Thierry Desot, Orphée De Clercq and Veronique Hoste
A core task in information extraction is event extraction for identifying event triggers in sentences and classifying those into event types. In this work an event is considered as
the unit to measure diversity and similarity in news articles in the framework of a news recommendation system. Current typology-based event extraction approaches fail to handle the variety of events expressed in real-world situations. To overcome this, we aim to perform event salience classification of new information into less and more general event prominence classes. Event and argument role detection are frequently conceived as separate tasks where a multi-word event is first split into a verb as single-word event to process, after which its argument roles (subject, direct and indirect object(s)) and semantic roles (such as time and location) are extracted. These are typically trained in a multi-task setup for event extraction, i.e. the combination of event
span detection and classification. In this study, we go beyond single-word events and tackle multi-word event extraction. On top of that we conceive event span detection and argument extraction as one and the same task in a hybrid knowledge and transformer-based event detection method.

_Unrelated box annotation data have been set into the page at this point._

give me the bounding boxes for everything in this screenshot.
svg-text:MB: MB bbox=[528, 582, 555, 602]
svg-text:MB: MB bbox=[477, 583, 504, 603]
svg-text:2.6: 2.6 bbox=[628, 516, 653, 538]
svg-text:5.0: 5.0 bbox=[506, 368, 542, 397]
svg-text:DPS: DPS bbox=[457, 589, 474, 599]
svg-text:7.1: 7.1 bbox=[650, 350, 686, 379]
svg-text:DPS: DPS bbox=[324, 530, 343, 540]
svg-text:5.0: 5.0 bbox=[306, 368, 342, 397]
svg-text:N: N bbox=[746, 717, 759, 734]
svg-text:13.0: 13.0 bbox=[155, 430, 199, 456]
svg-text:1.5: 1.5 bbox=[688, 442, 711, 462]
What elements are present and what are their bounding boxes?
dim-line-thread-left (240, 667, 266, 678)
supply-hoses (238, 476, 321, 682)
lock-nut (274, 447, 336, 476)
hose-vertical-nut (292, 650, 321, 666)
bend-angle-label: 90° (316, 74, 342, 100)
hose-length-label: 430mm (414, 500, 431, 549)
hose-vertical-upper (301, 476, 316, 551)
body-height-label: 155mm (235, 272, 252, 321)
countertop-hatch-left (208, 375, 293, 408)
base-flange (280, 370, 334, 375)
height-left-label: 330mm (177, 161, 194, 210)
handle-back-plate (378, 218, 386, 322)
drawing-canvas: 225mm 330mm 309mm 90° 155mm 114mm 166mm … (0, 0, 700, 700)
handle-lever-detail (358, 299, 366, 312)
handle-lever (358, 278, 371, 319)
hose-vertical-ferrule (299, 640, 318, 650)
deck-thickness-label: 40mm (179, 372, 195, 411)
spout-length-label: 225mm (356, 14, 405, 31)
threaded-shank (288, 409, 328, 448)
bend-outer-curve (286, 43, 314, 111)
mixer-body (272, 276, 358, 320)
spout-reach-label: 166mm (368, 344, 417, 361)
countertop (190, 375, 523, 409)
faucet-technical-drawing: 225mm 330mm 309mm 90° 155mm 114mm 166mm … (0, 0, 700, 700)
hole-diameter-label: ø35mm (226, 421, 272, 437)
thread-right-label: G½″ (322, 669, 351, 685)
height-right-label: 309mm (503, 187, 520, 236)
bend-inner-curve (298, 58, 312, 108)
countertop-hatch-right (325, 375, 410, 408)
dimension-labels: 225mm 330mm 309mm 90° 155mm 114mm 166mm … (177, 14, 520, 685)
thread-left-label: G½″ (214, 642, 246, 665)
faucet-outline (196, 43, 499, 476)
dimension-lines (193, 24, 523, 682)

Deep learning approaches that were in recent years combined with Word2Vec, GLoVe and fastText word embeddings have led to the rise of the transformer architecture. Its contextual language
models have been successfully integrated in a range of NLP tasks using pre-trained contextual BERT (Bidirectional Encoder Representations from Transformers) word embeddings. The main component of our hybrid event extraction method is based on automatic keyword extraction (AKE) using the self-attention mechanism of a Dutch BERT model, BERTje. As a bottleneck for AKE is defining the threshold of the attention values to take into account, we propose a novel method for automatic self-attention threshold selection, by exploiting the interaction between
self-attention based AKE and rule-based event detection. The main function of the rule-based syntactic parser is to provide the necessary information for the automatic attention threshold mechanism, targeting only minimal event information, i.e. the backbone of the event, or the verb and its arguments, subject, verb and object. This allows the transformer main component to complement it with other semantic roles and semantically salient information. However, the latter type of information is in some cases essential and required to constitute the core meaning of the event.
Certain transformer self-attention layers and heads exhibit linguistic notions, such as syntax and co-reference. According to several studies on the (English) BERT transformer, attention follows syntactic dependency and subject-verb-object agreement most strongly in the middle layers of the BERT model. Hence, we verify this for the Dutch BERTje model. Based on these findings, we propose an automatic self-attention layer selection mechanism, by analyzing which layers in the structure of the BERT transformer contribute most to hybrid event detection and which linguistic tasks they represent. On top of that, this approach was integrated in a pipeline event extraction approach and able to outperform event detection and classification of three state-of-the-art multi-task event extraction methods.